Сиддхартха вслушивался. Теперь он весь обратился в слух, целиком погрузился в звуки, целиком опустошенный, он только вбирал их в себя, чувствовал, что теперь до конца постиг вслушивание. Сколько раз уже он все это слышал, это множество голосов в реке, – сегодня оно звучало по-новому. Он уже не мог различить это множество голосов, радостных и плачущих, детских и мужских, они все слились воедино, жалоба страсти и смех посвященного, вопль гнева и стон умирающего, все было одно, все переплетено и связано между собой, тысячекратно свито и перекручено. И всё вместе, все голоса, все цели, все стремленья, все страдания, все желания, всё доброе и злое, всё вместе было – мир. Всё вместе было – река бытия, музыка жизни.

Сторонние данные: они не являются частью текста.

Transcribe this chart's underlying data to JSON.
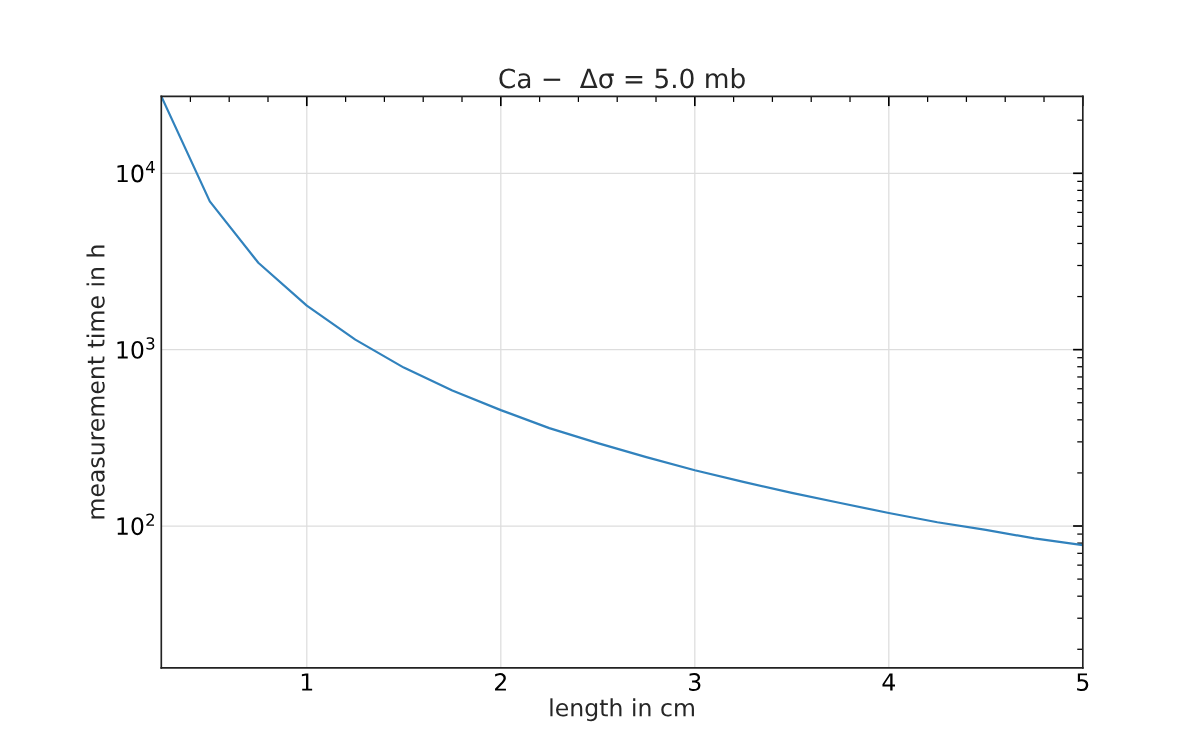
{
  "chart_data": {
    "type": "line",
    "title": "Ca −  Δσ = 5.0 mb",
    "xlabel": "length in cm",
    "ylabel": "measurement time in h",
    "x": [
      0.25,
      0.5,
      0.75,
      1,
      1.25,
      1.5,
      1.75,
      2,
      2.25,
      2.5,
      2.75,
      3,
      3.25,
      3.5,
      3.75,
      4,
      4.25,
      4.5,
      4.75,
      5
    ],
    "series": [
      {
        "color": "#3182bd",
        "values": [
          27300,
          6930,
          3110,
          1775,
          1140,
          791,
          586,
          454,
          359,
          295,
          246,
          207,
          178,
          154,
          135,
          118.5,
          105,
          95,
          85,
          78
        ]
      }
    ],
    "log": "y",
    "xlim": [
      0.25,
      5
    ],
    "xticks": [
      1,
      2,
      3,
      4,
      5
    ],
    "ylim": [
      15.7,
      27300
    ],
    "yticks": [
      {
        "value": 100,
        "label": "10$^{2}$"
      },
      {
        "value": 1000,
        "label": "10$^{3}$"
      },
      {
        "value": 10000,
        "label": "10$^{4}$"
      }
    ],
    "grid": true,
    "marker": "none",
    "line_style": "solid"
  }
}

И когда Сиддхартха внимательно вслушивался в этот поток, в эту тысячеголосую песнь, когда не слушал ни страданья, ни хохота, когда не привязывался душой к какому-то одному голосу, не вникал в него своим «я», а слышал все сразу, внимал целому, единству, тогда великая песнь тысяч голосов оборачивалась одним-единственным словом, и было это слово ом – совершенство.
«Ты слышишь?» – вновь вопросил взор Васудевы.
Светло блистала улыбка Васудевы, сияя, витала она над всеми морщинками его старого лица, как над всеми голосами реки витало ом. Светло блистала его улыбка, когда он смотрел на друга, и светло взблеснула теперь та же улыбка и на лице Сиддхартхи. Его рана распустилась цветком, его страдание сияло лучами, его «я» влилось в единство.
В этот час Сиддхартха перестал бороться с судьбой, перестал страдать. На лице его цвела безмятежность знания, которому уже не противится никакая воля, которому ведомо совершенство, которое согласно с потоком бытия, с рекою жизни, преисполнено сострадания, преисполнено сожаления, отдано теченью, принадлежит единству.
Когда Васудева поднялся с упавшего ствола на берегу, когда заглянул в глаза Сиддхартхи и увидел в них сияющую безмятежность знания, он легко тронул рукой его плечо, по обыкновенью бережно и ласково, и молвил:
– Я ждал этого часа, мой дорогой. И теперь, когда он наступил, позволь мне уйти. Долго я ждал этого часа, долго был перевозчиком Васудевой. Теперь довольно. Прощай, хижина, прощай, река, прощай, Сиддхартха!
Сиддхартха тихо склонился перед уходящим.
– Я знал это, – тихо сказал он. – Ты уйдешь в леса?
– Я ухожу в леса, я ухожу в вечность, – сияя, молвил Васудева.
Сияя, он зашагал прочь; Сиддхартха проводил его взглядом. С глубокой радостью, с глубокой серьезностью смотрел он ему вослед, видел его поступь, исполненную умиротворения, видел его главу, исполненную блеска, его фигуру, исполненную света.